LOS MEJORES BARES DE LA CIUDAD

No toqué el plato. Como de todo, excepto pollo.

—¿Es usted vegetariano? —inquirió mi compañero de mesa.

—No soy un entusiasta del pollo —respondí.

—¿Por las hormonas? ¿Teme que le salgan pechos?

Nunca me había planteado esa posibilidad. En cualquier caso, no me pareció oportuno detallar los motivos de mi aversión por el pollo. Mi interlocutor, en cambio, casi había terminado ya con su pechuga y por un momento pensé en ofrecerle mi ración.

—Tiene buen apetito —observé.

—No crea usted que los políticos tenemos muchas ocasiones de comer razonablemente bien.

Le expresé mis dudas sobre las supuestas privaciones alimentarias de la clase política, y él me abrumó con una lista de apuros cotidianos. Era un diputado novato, de la hornada de abril de 1992. La victoria de John Major y de su partido, el conservador, había sido casi milagrosa, y los parlamentarios
tories
eran conscientes de disfrutar una inesperada prórroga de la racha triunfal iniciada por Margaret Thatcher en 1979. El diputado sentado a mi izquierda se llamaba Stephen Milligan, tenía 43 años y era soltero. Vivía en Londres, pero pasaba los fines de semana, los lunes y parte de los viernes en la oficina electoral de su circunscripción, donde tenía que escuchar largos dramas personales, recoger peticiones, anotar flemáticamente los prolijos proyectos de ley redactados por algún jubilado con mucho tiempo libre y ganarse la confianza de las fuerzas vivas locales. Era, además, secretario parlamentario del subsecretario de Defensa, un puesto de poca categoría y mucho engorro: secretos de Estado por aquí y ventas ilegales de armas por allá (ambas cosas van generalmente ligadas), militares quejosos por los recortes presupuestarios, roces con casi todos los demás ministerios y abundantes conflictos con la prensa.

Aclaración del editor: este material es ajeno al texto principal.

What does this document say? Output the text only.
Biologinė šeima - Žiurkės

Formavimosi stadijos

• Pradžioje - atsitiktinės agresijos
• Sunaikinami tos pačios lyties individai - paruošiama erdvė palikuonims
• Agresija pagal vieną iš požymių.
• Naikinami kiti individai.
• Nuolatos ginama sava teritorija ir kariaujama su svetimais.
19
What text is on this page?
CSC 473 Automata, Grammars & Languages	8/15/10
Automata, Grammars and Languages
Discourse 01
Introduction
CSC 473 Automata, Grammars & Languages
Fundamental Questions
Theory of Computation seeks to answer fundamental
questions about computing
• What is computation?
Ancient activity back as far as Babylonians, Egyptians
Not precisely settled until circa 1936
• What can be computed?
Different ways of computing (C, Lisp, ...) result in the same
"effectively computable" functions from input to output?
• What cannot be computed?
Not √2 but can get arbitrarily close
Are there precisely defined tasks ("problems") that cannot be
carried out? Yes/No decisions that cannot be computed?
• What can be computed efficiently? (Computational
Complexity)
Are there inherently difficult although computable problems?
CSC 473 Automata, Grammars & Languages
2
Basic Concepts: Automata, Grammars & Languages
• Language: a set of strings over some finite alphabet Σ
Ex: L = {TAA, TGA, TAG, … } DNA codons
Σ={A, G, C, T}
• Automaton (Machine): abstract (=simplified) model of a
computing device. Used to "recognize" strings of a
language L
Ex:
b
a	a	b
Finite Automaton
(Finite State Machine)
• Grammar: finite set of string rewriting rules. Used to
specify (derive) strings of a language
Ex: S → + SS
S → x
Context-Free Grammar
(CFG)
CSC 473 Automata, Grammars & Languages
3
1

Por si fuera poco, era uno de los pocos diputados que creían sinceramente en el hoy retirado John Major, lo que le obligaba a comparecer con frecuencia en debates de radio o televisión para defender a un primer ministro de proverbial impopularidad. Milligan tuvo el detalle de no añadir a la lista de agobios actos como aquel que nos hacía compartir mesa y mantel: un almuerzo en el comedor de la Cámara de los Comunes, en el que un grupo de periodistas de la Foreign Press Association tenía la oportunidad de departir con unos cuantos diputados.

—Vuelvo a casa muy tarde y, si me quedan ánimos, me preparo un bocadillo. Por eso le digo que suelo comer mal.